Não oferece dúvidas a dificuldade para o lesado em demonstrar factos dos quais se pudesse concluir que o evento ocorrera por culpa da concessionária – desde logo porque se verifica numa auto-estrada, local onde não é permitido aos condutores pararem para recolherem elementos sobre as circunstâncias que originaram o acidente ([3]). Não provada a culpa, a acção improcedia.
Ainda no domínio da responsabilidade aquiliana outra hipótese era a de recurso ao nº 1 do art. 493 do CC – teríamos, então, danos causados pela coisa (pela auto-estrada) que incumbiria à concessionária vigiar.

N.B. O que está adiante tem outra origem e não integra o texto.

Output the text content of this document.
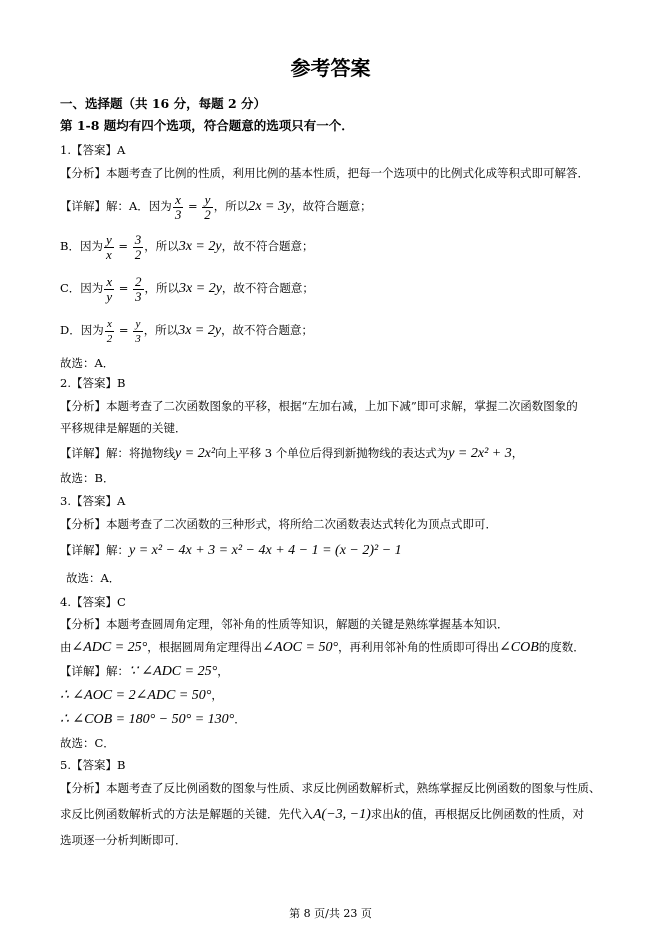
参考答案
一、选择题（共 16 分，每题 2 分）
第 1-8 题均有四个选项，符合题意的选项只有一个．
1.【答案】A
【分析】本题考查了比例的性质，利用比例的基本性质，把每一个选项中的比例式化成等积式即可解答．
【详解】解：A．因为 $\frac{x}{3} = \frac{y}{2}$ ，所以2x = 3y，故符合题意；
B．因为 $\frac{y}{x} = \frac{3}{2}$ ，所以3x = 2y，故不符合题意；
C．因为 $\frac{x}{y} = \frac{2}{3}$ ，所以3x = 2y，故不符合题意；
D．因为 $\frac{x}{2} = \frac{y}{3}$ ，所以3x = 2y，故不符合题意；
故选：A．
2.【答案】B
【分析】本题考查了二次函数图象的平移，根据“左加右减，上加下减”即可求解，掌握二次函数图象的
平移规律是解题的关键．
【详解】解：将抛物线y = 2x²向上平移 3 个单位后得到新抛物线的表达式为y = 2x² + 3，
故选：B．
3.【答案】A
【分析】本题考查了二次函数的三种形式，将所给二次函数表达式转化为顶点式即可．
【详解】解：y = x² − 4x + 3 = x² − 4x + 4 − 1 = (x − 2)² − 1
故选：A．
4.【答案】C
【分析】本题考查圆周角定理，邻补角的性质等知识，解题的关键是熟练掌握基本知识．
由∠ADC = 25°，根据圆周角定理得出∠AOC = 50°，再利用邻补角的性质即可得出∠COB的度数．
【详解】解：∵ ∠ADC = 25°，
∴ ∠AOC = 2∠ADC = 50°，
∴ ∠COB = 180° − 50° = 130°．
故选：C．
5.【答案】B
【分析】本题考查了反比例函数的图象与性质、求反比例函数解析式，熟练掌握反比例函数的图象与性质、
求反比例函数解析式的方法是解题的关键．先代入A(−3, −1)求出k的值，再根据反比例函数的性质，对
选项逐一分析判断即可．
第 8 页/共 23 页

Se enquadrássemos a situação num prisma de responsabilidade contratual, caberia à concessionária, nos termos do nº 1 do art. 799 do CC, provar que não teve culpa na ocorrência do evento.
O contrato entre o utente e a concessionária comportaria, da parte desta, a permissão de utilização da auto-estrada, contra o pagamento da portagem, da parte do utente. À obrigação de pagamento da portagem corresponderia, do lado da concessionária, a obrigação de “bom serviço” que englobaria, além do mais «a obrigação de assegurar aos utentes boas condições de segurança através de permanente fiscalização sobre as vias e tudo o que as circunda, de molde a permitir àqueles uma condução rápida e segura» ([4]).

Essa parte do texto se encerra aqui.